Julius Stewart

(American, 1855 - 1920)

Julius L. Stewart was born in Philadelphia but received his artistic training in Paris, where he remained for the rest of his life. He studied with Jean Leon Gerome (1824 1904) and Raymundo de Madrazo (1841 1920). Working in a wide variety of genres, including landscapes, cityscapes (particularly Venice), and figural subjects, as well as portraits of society figures and celebrities such as the actress Sarah Bernhardt, he is best known for his large scale genre paintings of fashionable life: shipboard scenes, christenings, balls, and supper parties in which the figures are often portraits of friends or patrons of the artist, who moved freely in international society.
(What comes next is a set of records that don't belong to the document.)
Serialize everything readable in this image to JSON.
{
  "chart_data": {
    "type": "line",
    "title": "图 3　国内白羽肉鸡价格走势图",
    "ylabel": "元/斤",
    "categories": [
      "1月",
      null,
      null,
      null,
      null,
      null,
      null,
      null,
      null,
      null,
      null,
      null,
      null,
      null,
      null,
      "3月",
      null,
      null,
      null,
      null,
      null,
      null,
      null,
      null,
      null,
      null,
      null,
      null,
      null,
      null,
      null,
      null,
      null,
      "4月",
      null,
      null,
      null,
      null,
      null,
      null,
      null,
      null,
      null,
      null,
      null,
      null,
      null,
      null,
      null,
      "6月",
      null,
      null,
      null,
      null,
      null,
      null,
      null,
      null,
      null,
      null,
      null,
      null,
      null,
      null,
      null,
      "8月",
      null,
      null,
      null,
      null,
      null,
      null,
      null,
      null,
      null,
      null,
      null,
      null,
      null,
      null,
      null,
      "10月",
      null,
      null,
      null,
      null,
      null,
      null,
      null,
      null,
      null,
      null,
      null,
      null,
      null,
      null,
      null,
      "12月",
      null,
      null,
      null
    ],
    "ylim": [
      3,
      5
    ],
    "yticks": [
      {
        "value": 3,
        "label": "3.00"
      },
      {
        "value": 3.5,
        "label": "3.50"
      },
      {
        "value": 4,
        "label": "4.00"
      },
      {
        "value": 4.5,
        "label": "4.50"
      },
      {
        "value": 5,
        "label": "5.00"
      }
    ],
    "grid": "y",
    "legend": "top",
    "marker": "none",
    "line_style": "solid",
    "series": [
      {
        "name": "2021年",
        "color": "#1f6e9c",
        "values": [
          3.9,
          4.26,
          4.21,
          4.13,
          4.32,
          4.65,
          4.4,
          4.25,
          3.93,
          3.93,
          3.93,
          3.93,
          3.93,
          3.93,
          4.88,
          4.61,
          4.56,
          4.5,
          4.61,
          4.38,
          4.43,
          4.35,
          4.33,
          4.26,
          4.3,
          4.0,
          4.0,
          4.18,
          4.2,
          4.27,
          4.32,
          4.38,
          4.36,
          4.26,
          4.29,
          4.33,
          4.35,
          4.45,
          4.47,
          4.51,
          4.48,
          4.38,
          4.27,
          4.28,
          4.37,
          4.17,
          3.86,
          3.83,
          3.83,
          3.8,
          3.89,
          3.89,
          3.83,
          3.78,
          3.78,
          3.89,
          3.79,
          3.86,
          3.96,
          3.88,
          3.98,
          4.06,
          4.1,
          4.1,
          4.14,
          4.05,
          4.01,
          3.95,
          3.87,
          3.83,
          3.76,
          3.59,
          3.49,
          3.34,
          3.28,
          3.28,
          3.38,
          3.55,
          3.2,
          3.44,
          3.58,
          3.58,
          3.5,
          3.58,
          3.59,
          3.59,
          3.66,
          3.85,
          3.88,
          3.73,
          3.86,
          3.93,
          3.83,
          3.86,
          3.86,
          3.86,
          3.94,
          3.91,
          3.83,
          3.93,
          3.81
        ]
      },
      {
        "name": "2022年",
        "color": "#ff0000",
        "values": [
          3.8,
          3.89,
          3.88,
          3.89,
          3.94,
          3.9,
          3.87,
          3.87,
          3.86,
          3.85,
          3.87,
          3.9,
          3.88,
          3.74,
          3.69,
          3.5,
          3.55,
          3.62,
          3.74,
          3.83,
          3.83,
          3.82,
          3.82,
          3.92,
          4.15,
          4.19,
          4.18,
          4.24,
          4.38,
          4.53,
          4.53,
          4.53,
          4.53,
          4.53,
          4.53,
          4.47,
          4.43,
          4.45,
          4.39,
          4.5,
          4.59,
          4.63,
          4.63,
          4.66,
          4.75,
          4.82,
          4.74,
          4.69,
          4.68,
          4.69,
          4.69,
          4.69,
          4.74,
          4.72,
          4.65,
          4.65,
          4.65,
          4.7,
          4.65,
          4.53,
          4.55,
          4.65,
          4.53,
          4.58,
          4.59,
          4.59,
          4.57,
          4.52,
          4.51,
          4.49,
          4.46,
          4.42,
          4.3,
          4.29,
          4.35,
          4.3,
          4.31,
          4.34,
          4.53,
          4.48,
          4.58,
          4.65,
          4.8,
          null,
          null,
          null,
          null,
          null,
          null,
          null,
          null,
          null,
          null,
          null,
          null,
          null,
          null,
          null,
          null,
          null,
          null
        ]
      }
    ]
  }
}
Stewart exhibited primarily in Europe and won numerous awards, including medals at the Paris Salon in 1885 and 1890, a gold medal at the Berlin International Art Exhibition in 1891, and grand prize gold medals in Berlin in 1895 and Munich in 1901. He was decorated with the Order of Leopold of Belgium in 1894 and the Cross of the French Legion of Honor in 1895 (he became an officer in 1901). His American exhibition record includes showings at the Philadelphia Club, The Art Institute of Chicago (1904 and 1914), and the Pennsylvania Academy of the Fine Arts in Philadelphia (intermittently between 1877 and 1913). Stewart served on juries and advisory boards for the Exposition Universelle in Paris in 1889, the World's Columbian Exposition in Chicago in 1893, the Louisiana Purchase Exposition in Saint Louis in 1904, and the Liege exhibition in 1905. In 1894, he was elected a member of the Society of the Fine Arts in Paris. He was also a member of the Paris Society of American Artists as well as art societies in Berlin and Munich. One of the outstanding expatriate American painters in France, he died in Paris in 1919. His works are in museums and private collections throughout the United States and Europe.